People Living With Cancer

Published Works: Miscellaneous Tumors

Adamantinoma
Adamantinoma is an uncommon primary bone neoplasm with a strong predilection for the tibia. Recent studies have confirmed the epithelial nature of this tumor. Adamantinomas present most frequently during early adulthood as painful leg masses with variable symptom duration, ranging from a few months to a few years. These tumors appear in the tibial diaphysis as a well-circumscribed, eccentric, lytic, sometimes multicystic lesion with surrounding sclerosis. The long bone is often expanded and the cortex may or may not be intact, but there is no periosteal reaction. The lesional tissue is grossly gray-white in color and rubbery-firm in consistency, and cystic regions containing blood or straw-colored fluid may be present. Adamantinomas have a wide variety of histologic appearances.

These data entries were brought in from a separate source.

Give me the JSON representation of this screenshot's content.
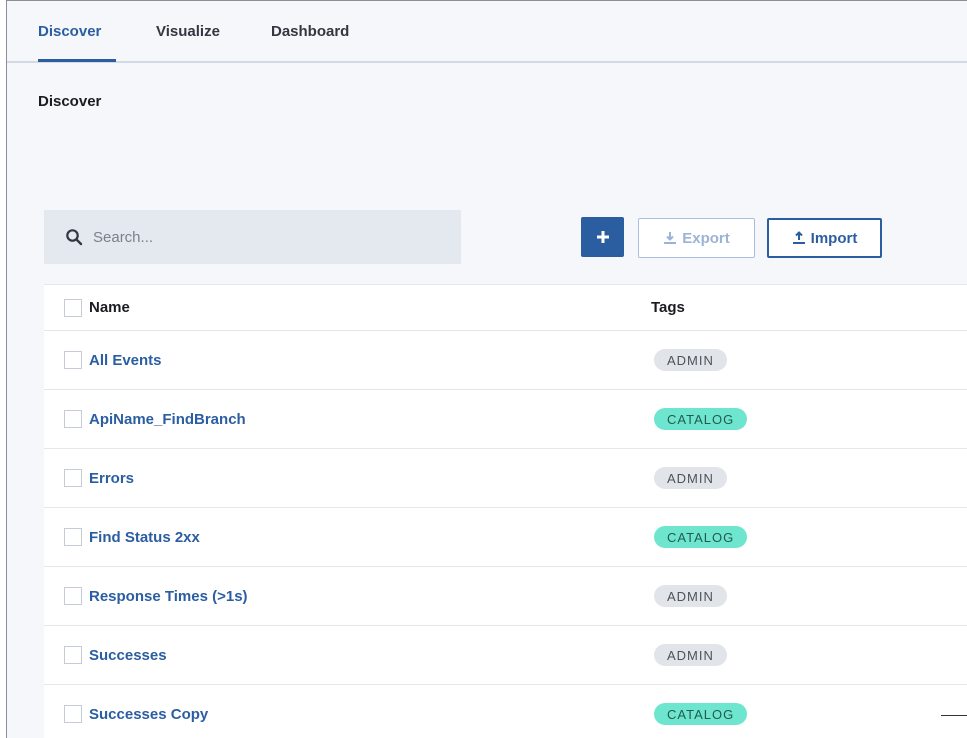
{
  "tabs": [
    {
      "label": "Discover",
      "active": true
    },
    {
      "label": "Visualize",
      "active": false
    },
    {
      "label": "Dashboard",
      "active": false
    }
  ],
  "page_title": "Discover",
  "search": {
    "placeholder": "Search...",
    "value": ""
  },
  "toolbar": {
    "add_label": "+",
    "export_label": "Export",
    "import_label": "Import"
  },
  "table": {
    "headers": {
      "name": "Name",
      "tags": "Tags"
    },
    "rows": [
      {
        "name": "All Events",
        "tag": "ADMIN"
      },
      {
        "name": "ApiName_FindBranch",
        "tag": "CATALOG"
      },
      {
        "name": "Errors",
        "tag": "ADMIN"
      },
      {
        "name": "Find Status 2xx",
        "tag": "CATALOG"
      },
      {
        "name": "Response Times (>1s)",
        "tag": "ADMIN"
      },
      {
        "name": "Successes",
        "tag": "ADMIN"
      },
      {
        "name": "Successes Copy",
        "tag": "CATALOG"
      }
    ]
  },
  "colors": {
    "accent": "#2b5ea1",
    "tag_admin": "#e1e4e8",
    "tag_catalog": "#6ee6cf"
  }
}
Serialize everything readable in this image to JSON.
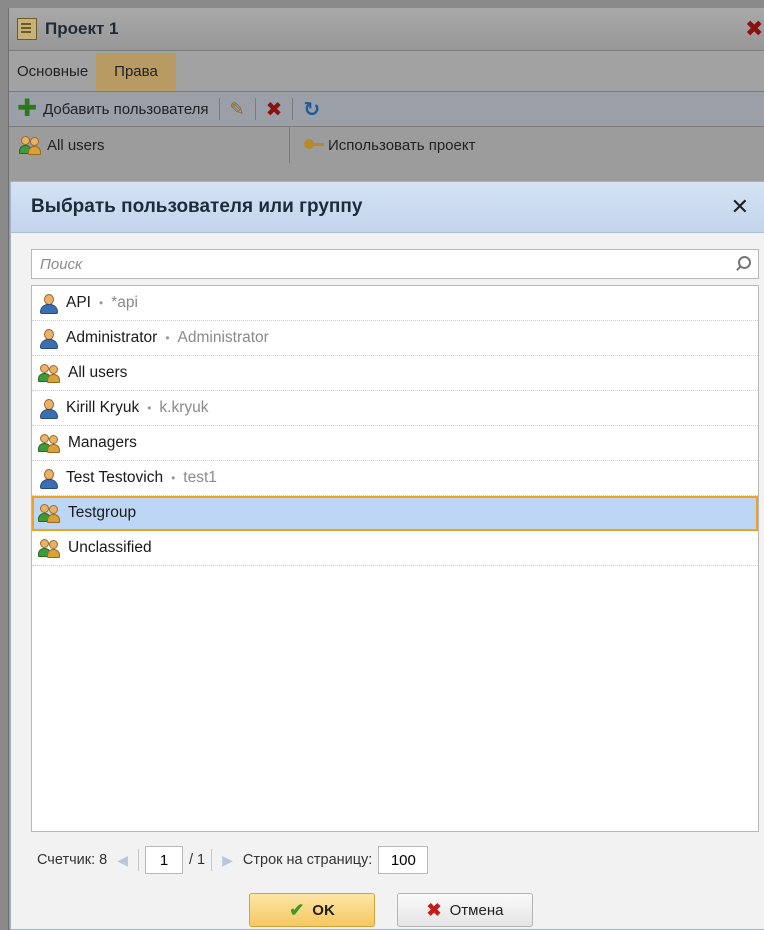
{
  "project_window": {
    "title": "Проект 1",
    "tabs": [
      {
        "label": "Основные"
      },
      {
        "label": "Права"
      }
    ],
    "active_tab": "Права",
    "toolbar": {
      "add_user_label": "Добавить пользователя"
    },
    "permission_row": {
      "subject": "All users",
      "permission": "Использовать проект"
    }
  },
  "dialog": {
    "title": "Выбрать пользователя или группу",
    "search_placeholder": "Поиск",
    "items": [
      {
        "type": "user",
        "name": "API",
        "login": "*api"
      },
      {
        "type": "user",
        "name": "Administrator",
        "login": "Administrator"
      },
      {
        "type": "group",
        "name": "All users"
      },
      {
        "type": "user",
        "name": "Kirill Kryuk",
        "login": "k.kryuk"
      },
      {
        "type": "group",
        "name": "Managers"
      },
      {
        "type": "user",
        "name": "Test Testovich",
        "login": "test1"
      },
      {
        "type": "group",
        "name": "Testgroup",
        "selected": true
      },
      {
        "type": "group",
        "name": "Unclassified"
      }
    ],
    "pager": {
      "count_label": "Счетчик: 8",
      "page": "1",
      "total_pages": "/ 1",
      "rows_per_page_label": "Строк на страницу:",
      "rows_per_page": "100"
    },
    "ok_label": "OK",
    "cancel_label": "Отмена"
  },
  "colors": {
    "selection": "#bdd6f5",
    "selection_border": "#f0a21c",
    "dialog_header": "#c8d9ee",
    "ok_button": "#f6c760"
  },
  "icons": [
    "document-icon",
    "close-icon",
    "add-icon",
    "edit-pencil-icon",
    "delete-icon",
    "refresh-icon",
    "group-icon",
    "key-icon",
    "user-icon",
    "search-icon",
    "prev-page-icon",
    "next-page-icon",
    "check-icon"
  ]
}
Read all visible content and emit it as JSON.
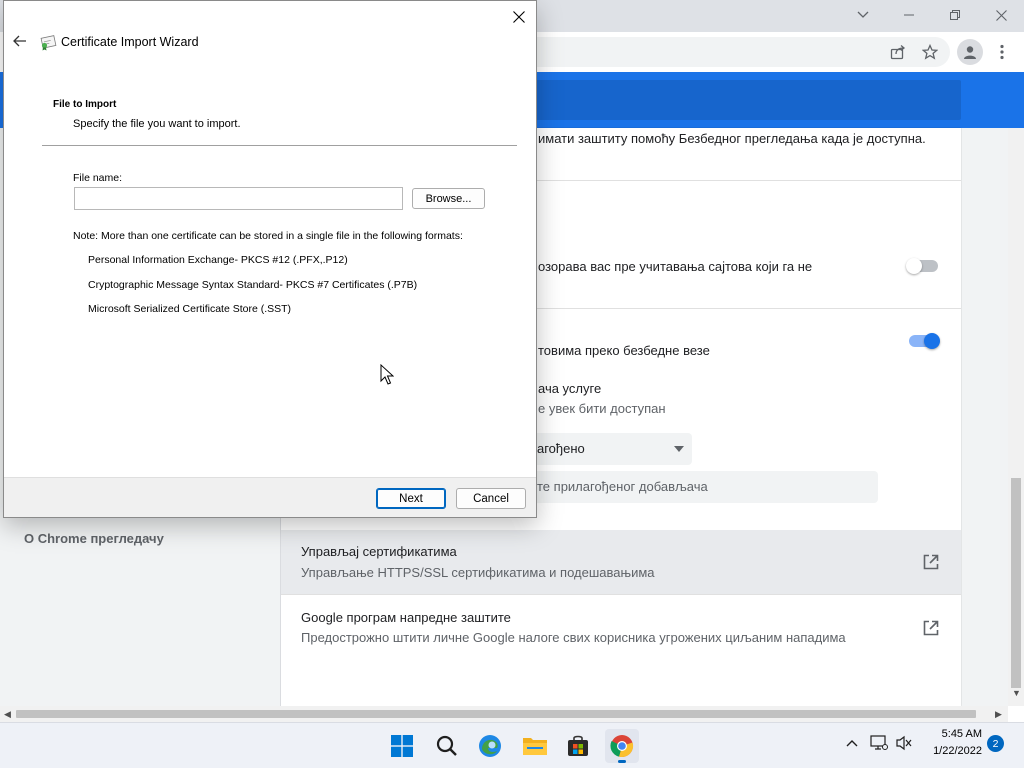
{
  "dialog": {
    "title": "Certificate Import Wizard",
    "heading": "File to Import",
    "subheading": "Specify the file you want to import.",
    "file_name_label": "File name:",
    "file_name_value": "",
    "browse_label": "Browse...",
    "note": "Note:  More than one certificate can be stored in a single file in the following formats:",
    "formats": [
      "Personal Information Exchange- PKCS #12 (.PFX,.P12)",
      "Cryptographic Message Syntax Standard- PKCS #7 Certificates (.P7B)",
      "Microsoft Serialized Certificate Store (.SST)"
    ],
    "next_label": "Next",
    "cancel_label": "Cancel"
  },
  "chrome": {
    "lines": {
      "safe_browsing_fragment": "имати заштиту помоћу Безбедног прегледања када је доступна.",
      "warn_fragment": "озорава вас пре учитавања сајтова који га не",
      "https_fragment": "товима преко безбедне везе",
      "provider_fragment": "ача услуге",
      "available_fragment": "е увек бити доступан",
      "select_value": "агођено",
      "custom_input_placeholder": "те прилагођеног добављача"
    },
    "toggles": {
      "warn_on": false,
      "https_on": true
    },
    "sidebar_about": "О Chrome прегледачу",
    "manage_certs_title": "Управљај сертификатима",
    "manage_certs_sub": "Управљање HTTPS/SSL сертификатима и подешавањима",
    "advanced_protection_title": "Google програм напредне заштите",
    "advanced_protection_sub": "Предострожно штити личне Google налоге свих корисника угрожених циљаним нападима"
  },
  "taskbar": {
    "time": "5:45 AM",
    "date": "1/22/2022",
    "notification_count": "2"
  },
  "colors": {
    "chrome_blue": "#1a73e8",
    "win_accent": "#0067c0"
  }
}
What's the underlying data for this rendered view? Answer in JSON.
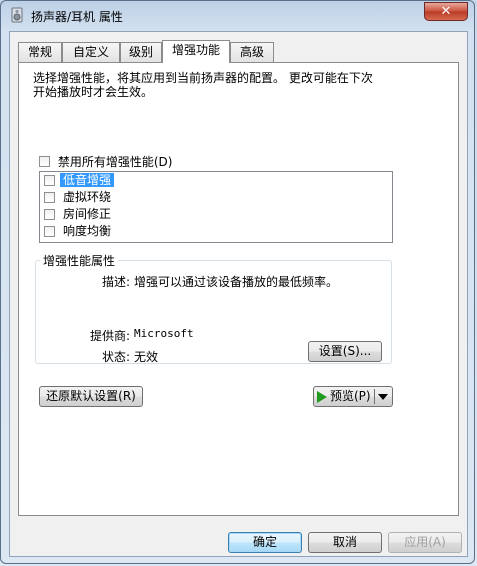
{
  "window": {
    "title": "扬声器/耳机 属性",
    "close_label": "✕"
  },
  "tabs": [
    {
      "label": "常规"
    },
    {
      "label": "自定义"
    },
    {
      "label": "级别"
    },
    {
      "label": "增强功能"
    },
    {
      "label": "高级"
    }
  ],
  "enhancements": {
    "description_line1": "选择增强性能，将其应用到当前扬声器的配置。  更改可能在下次",
    "description_line2": "开始播放时才会生效。",
    "disable_all_label": "禁用所有增强性能(D)",
    "items": [
      {
        "label": "低音增强",
        "checked": false,
        "selected": true
      },
      {
        "label": "虚拟环绕",
        "checked": false,
        "selected": false
      },
      {
        "label": "房间修正",
        "checked": false,
        "selected": false
      },
      {
        "label": "响度均衡",
        "checked": false,
        "selected": false
      }
    ]
  },
  "properties": {
    "group_title": "增强性能属性",
    "description_label": "描述:",
    "description_value": "增强可以通过该设备播放的最低频率。",
    "provider_label": "提供商:",
    "provider_value": "Microsoft",
    "status_label": "状态:",
    "status_value": "无效",
    "settings_button": "设置(S)..."
  },
  "actions": {
    "restore_defaults": "还原默认设置(R)",
    "preview": "预览(P)"
  },
  "footer": {
    "ok": "确定",
    "cancel": "取消",
    "apply": "应用(A)"
  },
  "colors": {
    "selection": "#3399ff",
    "play_icon": "#1f9b1f"
  }
}
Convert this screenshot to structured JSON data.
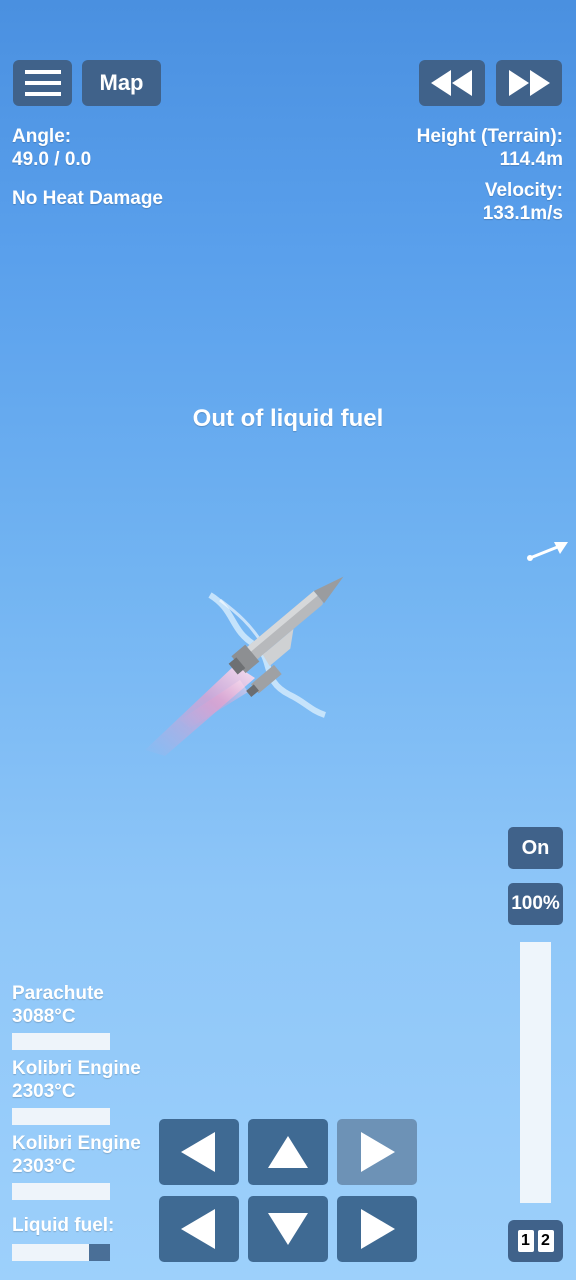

Most frequently, the tumor has a basaloid pattern, composed of groups of cells which peripherally have palisading epithelial cells. Other histologic patterns are tubular, spindle, and squamoid. Between these islands of epithelial cells is a hypocellular, poorly organized, fibrous connective tissue, which often contains areas resembling osteofibrous dysplasia. The tubular pattern may be confused histologically with a vascular tumor. Immunohistochemical studies of adamantionma demonstrate the presence of cytokeratin in the tumor cells, and absence of endothelial markers. At the electron microscope level, the cells show epithelial features. The treatment of adamantinoma is en bloc excision with amputation reserved for large, unresectable, or recurrent lesions. This tumor has been reported to metastasize to the lungs in approximately 20 to 25 percent of cases.

There is recent evidence in the literature that there is a new type of adamantinoma called osteofibrous dysplasia-like or "differentiated" adamantinoma. It is more common among younger patients, contains a prominent osteofibrous dysplasia-like tissue, and has a good prognosis following curettage alone.

Chordoma
A chordoma is a rare tumor arising from remnants of the primitive notochord. It is a solitary lesion found in the midline at either end of the spine, most commonly first at the sacrococcygeal region (50 to 60 percent) and second at the sphenooccipital region. Other sites of the spine are less frequently involved. Chordomas have a predilection for middle-aged males and present with pain of gradual onset and of long duration. There may be a large presacral rectal mass that is palpable on rectal examination, and the patient may present with bowel or bladder dysfunction from compression of the sacral roots. Chordomas of the sphenoid or cervical spine may present with a cranial nerve palsy or nasopharyngeal mass. Radiographically, the tumor is destructive and associated with an expansile soft tissue mass. MRI or CT scan may help to delineate the extent of the tumor. On gross inspection the tumor appears gray, lobulated, gelatinous, and encased in a pseudocapsule. Histologically, the cells are polyhedral in shape and often have eosinophilic cytoplasm and numerous vacuoles which displace the nucleus (physaliphorous cells). The tissue has a lobular architecture and the cells are disposed in cords, trabeculae, or sheets, which are separated by abundant mucoid and myxoid matrix. Immunohistochemically, chordoma cells show positive reaction to S-100 protein, cytokeratin, and epithelial membrane antigen. These studies help to distinguish chordoma from other malignant tumors such as myxoid chondrosarcomas and metastatic adenocarcinomas.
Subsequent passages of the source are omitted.